Sunday, June 18, 2006

hot sand in the wound

I’m lightly dusted in dried salt water and I don’t want to wash it off. My clammy hair sticks to my head and I want it to stay that way. At least for a little while longer. I want to bring back all that was today and all that was yesterday and to hold it for an instant. And when I feel the wound, I want to rub hot sand in it.

There is nothing better than this moment. We live in paradise, I murmur to myself. Lauren and Arun can hear me. We hold our feet up out of the water, laughing, and let the waves rush toward us. Over us. It’s easier to stay in the water than to get out of it. As I let myself edge back to shore I am dashed upon the rocks, sucked under, and then dashed upon the rocks again. It’s easier to stay in the water. Arun comes out to me and offers his hands. His feet are already cut by the rocks, so he walks out on the rocks again. Try rubbing hot sand in the wound – that will make it better, he says. It’s true. It’s rubbing the sand out of the wound that is the problem. It’s easier to stay in the water than to get out of it.

Tuesday, June 13, 2006

Blind Date

So I’ve been thinking (which I tend to do when I’ve had a lot of caffeine), and I’ve decided: never again. No more blind dates. Before I even opened the door, I could see his balding head through the window, and when he turned around it wasn’t much better. 31. works in finance. balding. belly. white Volvo. And as I write these words I realize that this is superficial of me. Unkind, even. He is a nice… man… and I am sure that he could be a choice candidate for some… woman… of a certain age. Of course, age has nothing to do with it. I know people in their 30’s who are nothing like him, who are a whole lot more like me, and for whom age is more of a state of mind. And he has let himself age.

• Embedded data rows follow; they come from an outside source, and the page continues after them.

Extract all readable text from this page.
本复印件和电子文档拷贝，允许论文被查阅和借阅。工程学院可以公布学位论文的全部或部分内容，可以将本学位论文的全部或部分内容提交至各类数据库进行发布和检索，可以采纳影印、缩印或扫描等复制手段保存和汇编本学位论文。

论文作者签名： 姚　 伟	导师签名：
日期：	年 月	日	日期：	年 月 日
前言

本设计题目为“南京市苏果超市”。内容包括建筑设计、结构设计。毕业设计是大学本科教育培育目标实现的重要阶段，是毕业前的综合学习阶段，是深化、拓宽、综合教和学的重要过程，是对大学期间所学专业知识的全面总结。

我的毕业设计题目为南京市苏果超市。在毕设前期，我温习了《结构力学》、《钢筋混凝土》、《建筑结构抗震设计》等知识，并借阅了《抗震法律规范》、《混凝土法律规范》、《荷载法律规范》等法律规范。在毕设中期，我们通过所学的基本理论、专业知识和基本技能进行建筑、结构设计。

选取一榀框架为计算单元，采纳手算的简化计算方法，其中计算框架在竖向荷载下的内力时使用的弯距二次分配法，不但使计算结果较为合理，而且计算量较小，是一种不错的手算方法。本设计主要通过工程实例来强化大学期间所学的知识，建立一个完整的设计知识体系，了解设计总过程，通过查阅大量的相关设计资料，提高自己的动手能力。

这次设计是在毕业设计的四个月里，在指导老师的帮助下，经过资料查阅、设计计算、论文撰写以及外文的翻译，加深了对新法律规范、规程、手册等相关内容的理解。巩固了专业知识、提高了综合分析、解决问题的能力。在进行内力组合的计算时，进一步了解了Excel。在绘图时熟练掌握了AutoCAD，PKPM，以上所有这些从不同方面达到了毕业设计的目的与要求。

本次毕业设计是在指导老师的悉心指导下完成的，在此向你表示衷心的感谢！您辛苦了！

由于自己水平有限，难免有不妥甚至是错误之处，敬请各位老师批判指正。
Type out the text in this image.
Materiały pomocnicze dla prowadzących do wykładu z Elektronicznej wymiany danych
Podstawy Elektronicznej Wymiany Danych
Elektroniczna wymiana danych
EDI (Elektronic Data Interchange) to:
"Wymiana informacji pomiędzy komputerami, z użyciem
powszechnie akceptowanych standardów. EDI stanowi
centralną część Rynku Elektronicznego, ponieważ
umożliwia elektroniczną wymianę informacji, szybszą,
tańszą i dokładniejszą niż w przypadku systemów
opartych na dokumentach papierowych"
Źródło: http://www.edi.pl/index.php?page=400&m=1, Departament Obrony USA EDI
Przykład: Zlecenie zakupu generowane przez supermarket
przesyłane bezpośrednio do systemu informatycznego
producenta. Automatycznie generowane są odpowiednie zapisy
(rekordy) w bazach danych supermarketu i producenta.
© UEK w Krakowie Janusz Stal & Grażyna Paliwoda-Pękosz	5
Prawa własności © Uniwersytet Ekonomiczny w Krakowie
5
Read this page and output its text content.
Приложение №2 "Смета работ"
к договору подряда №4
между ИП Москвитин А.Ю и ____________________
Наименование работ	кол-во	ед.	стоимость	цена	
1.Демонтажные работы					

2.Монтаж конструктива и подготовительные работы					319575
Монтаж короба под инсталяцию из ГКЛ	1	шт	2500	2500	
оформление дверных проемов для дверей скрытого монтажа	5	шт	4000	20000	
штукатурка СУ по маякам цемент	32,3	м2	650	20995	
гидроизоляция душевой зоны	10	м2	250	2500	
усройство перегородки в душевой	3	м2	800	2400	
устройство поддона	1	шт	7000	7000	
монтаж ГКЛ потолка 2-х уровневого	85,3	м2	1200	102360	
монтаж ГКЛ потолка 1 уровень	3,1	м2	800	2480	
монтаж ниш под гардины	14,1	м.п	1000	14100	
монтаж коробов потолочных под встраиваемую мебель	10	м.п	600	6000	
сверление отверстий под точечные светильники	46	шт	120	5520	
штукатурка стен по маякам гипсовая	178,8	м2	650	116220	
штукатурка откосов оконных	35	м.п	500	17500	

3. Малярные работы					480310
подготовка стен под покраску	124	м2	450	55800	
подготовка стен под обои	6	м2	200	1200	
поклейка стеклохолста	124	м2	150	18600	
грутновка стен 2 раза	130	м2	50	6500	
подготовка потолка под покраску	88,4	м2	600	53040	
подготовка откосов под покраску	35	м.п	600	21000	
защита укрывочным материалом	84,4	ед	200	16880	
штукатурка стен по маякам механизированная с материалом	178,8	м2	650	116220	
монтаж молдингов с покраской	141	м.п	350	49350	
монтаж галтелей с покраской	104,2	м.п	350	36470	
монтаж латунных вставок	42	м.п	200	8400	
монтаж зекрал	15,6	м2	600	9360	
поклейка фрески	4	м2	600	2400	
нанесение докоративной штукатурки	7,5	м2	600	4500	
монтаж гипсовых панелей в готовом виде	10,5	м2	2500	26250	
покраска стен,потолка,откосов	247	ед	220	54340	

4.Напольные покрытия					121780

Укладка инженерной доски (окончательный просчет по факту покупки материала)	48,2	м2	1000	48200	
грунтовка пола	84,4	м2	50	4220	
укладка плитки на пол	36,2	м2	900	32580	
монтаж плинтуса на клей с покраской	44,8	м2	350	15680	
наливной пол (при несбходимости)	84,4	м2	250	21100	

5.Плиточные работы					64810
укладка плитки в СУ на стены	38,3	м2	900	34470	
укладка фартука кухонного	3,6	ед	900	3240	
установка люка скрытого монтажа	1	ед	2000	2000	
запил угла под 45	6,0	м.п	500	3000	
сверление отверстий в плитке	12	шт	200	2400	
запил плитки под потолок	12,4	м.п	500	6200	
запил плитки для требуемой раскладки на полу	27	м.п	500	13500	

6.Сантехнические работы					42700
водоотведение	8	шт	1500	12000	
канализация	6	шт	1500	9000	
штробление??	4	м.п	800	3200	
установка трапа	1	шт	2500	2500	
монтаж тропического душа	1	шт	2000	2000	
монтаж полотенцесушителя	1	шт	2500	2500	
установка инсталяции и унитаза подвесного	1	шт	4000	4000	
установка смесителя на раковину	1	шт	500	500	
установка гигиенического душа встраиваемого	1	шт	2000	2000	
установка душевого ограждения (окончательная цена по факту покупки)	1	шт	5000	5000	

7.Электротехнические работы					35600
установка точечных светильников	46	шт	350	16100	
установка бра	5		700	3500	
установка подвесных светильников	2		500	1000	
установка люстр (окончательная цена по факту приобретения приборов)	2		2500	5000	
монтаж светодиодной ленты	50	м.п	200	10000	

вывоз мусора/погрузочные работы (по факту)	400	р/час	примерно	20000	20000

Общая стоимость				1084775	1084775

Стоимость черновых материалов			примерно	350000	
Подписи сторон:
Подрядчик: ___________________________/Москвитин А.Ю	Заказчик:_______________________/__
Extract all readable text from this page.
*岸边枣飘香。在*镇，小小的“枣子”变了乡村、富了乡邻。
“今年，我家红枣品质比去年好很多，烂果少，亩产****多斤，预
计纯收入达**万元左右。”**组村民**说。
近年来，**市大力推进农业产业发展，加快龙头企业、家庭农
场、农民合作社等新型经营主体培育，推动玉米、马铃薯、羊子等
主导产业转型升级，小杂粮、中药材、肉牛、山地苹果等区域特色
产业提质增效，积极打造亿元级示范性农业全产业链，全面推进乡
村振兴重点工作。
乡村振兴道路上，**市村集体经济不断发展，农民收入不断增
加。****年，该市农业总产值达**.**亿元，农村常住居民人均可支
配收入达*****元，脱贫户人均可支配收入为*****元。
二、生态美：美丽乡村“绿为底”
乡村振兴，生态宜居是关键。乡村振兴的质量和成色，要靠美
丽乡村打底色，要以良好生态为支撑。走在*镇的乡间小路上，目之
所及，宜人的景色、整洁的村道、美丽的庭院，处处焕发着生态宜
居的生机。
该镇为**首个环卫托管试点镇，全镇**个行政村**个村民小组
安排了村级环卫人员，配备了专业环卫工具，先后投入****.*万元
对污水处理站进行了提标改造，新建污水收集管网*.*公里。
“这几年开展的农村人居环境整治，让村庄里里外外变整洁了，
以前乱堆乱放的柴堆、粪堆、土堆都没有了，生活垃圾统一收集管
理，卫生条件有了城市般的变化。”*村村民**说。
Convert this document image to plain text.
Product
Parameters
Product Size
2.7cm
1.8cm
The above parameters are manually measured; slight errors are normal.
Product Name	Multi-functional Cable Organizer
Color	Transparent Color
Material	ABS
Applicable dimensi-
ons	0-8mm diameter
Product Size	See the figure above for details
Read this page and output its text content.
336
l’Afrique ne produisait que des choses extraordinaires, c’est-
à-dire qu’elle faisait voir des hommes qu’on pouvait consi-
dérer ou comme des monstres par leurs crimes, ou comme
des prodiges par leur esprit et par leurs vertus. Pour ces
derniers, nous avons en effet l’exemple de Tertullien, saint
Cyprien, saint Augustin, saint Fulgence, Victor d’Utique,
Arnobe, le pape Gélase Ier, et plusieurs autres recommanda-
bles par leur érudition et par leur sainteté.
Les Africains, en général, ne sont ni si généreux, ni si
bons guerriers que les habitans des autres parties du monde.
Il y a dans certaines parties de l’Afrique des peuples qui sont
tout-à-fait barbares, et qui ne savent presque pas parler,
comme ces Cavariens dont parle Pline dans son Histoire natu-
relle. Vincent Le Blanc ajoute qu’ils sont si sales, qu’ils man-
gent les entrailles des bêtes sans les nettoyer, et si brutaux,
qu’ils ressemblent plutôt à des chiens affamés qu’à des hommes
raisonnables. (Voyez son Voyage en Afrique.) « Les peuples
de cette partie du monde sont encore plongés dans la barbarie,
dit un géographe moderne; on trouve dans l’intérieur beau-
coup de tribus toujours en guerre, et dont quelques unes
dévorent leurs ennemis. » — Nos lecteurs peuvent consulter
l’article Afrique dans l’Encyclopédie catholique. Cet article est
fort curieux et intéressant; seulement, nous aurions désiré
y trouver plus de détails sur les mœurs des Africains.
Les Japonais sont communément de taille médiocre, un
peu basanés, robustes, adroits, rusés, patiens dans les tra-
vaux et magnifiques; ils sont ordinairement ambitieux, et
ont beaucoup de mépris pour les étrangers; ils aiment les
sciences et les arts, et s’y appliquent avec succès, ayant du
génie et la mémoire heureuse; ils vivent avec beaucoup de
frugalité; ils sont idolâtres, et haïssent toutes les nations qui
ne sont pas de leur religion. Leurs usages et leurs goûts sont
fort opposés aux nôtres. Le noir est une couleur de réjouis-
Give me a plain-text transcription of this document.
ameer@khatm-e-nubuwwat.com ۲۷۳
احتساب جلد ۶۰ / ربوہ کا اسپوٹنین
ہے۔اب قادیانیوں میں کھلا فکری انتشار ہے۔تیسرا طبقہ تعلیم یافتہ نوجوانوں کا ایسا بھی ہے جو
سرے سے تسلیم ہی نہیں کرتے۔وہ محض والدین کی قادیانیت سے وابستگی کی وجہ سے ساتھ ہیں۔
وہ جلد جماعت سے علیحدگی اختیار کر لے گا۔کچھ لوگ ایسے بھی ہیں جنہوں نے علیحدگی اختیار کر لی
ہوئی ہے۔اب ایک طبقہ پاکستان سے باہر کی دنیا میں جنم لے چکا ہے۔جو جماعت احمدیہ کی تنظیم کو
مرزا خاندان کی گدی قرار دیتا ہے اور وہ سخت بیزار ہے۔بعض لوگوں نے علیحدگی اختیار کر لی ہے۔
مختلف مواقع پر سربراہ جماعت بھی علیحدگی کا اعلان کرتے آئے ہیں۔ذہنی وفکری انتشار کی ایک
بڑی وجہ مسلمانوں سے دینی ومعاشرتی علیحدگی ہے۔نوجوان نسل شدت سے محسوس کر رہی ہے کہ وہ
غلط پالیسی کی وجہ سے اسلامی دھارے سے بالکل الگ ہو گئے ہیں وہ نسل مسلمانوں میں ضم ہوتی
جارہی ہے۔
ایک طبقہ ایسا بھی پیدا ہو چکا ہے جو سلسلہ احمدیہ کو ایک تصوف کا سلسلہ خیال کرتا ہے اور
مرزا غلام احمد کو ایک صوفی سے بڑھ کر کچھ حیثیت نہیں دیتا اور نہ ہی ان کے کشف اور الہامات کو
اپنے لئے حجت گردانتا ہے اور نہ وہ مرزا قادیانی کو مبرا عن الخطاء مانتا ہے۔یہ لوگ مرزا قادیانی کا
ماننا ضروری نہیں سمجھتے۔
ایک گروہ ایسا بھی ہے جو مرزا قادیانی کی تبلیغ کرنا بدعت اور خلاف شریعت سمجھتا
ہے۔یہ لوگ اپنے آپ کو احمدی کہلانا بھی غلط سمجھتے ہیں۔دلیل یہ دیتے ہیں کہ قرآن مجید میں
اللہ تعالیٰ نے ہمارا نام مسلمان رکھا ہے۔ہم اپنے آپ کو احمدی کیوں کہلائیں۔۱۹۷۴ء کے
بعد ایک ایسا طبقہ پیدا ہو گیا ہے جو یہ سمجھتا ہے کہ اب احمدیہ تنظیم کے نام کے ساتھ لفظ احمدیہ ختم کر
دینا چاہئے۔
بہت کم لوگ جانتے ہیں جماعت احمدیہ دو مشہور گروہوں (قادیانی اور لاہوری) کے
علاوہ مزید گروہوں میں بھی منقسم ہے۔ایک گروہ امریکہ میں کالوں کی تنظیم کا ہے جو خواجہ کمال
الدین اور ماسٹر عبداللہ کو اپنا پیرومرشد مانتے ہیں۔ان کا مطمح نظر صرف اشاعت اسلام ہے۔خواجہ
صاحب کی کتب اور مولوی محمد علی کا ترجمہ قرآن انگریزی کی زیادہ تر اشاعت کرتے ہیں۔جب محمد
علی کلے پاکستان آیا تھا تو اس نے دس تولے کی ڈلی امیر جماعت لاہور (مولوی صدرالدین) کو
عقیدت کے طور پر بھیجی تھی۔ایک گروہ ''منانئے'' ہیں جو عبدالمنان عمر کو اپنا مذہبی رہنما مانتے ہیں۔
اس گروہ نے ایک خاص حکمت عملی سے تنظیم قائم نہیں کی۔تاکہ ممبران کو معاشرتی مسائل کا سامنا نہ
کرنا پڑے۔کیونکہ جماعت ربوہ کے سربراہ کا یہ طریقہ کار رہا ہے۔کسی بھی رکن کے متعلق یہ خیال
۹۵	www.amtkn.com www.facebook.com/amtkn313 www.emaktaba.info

I suppose I should preface this by informing you that I was set up by my boss, who hardly knew me when she made the match. The awkwardness of this situation need not be mentioned. She’s my boss. She meant this as a compliment. It is not as though I have a boyfriend or some other excuse to keep me from dating “nice men.” So I acquiesced.

Yet the whole time I was out with this “nice man” all I could think of was: is this the kind of person she thinks I go for? is this the kind of person that she thinks would be right for me? is this the kind of person I am supposed to be dating? because if this is the kind of person I ought to be looking for, forget it. it’s not worth it.

And as I mused over these questions, I was reminded why I don’t date.

As we pulled up in front of my house at the end of the evening, he started to unbuckle his seat belt and edge toward my seat (his hand sliding behind the head rest), but soon enough I’d popped out the door, waved, thanked him for dinner, and mumbled something about having a nice time. It was a blatant escape – and one I hope he understood.

The next day at work when my boss asked me how it went, I told her politely that I think we are in “very different places in our lives,” which roughly translates to, “he’s too old for me what were you thinking?” But I could never have said that and wouldn’t have wanted to.

People always say that even a bad date is good because you get practice and learn what you like and dislike… but I only have so many days left in Los Angeles, and in the end, I’d much rather spend time with a friend.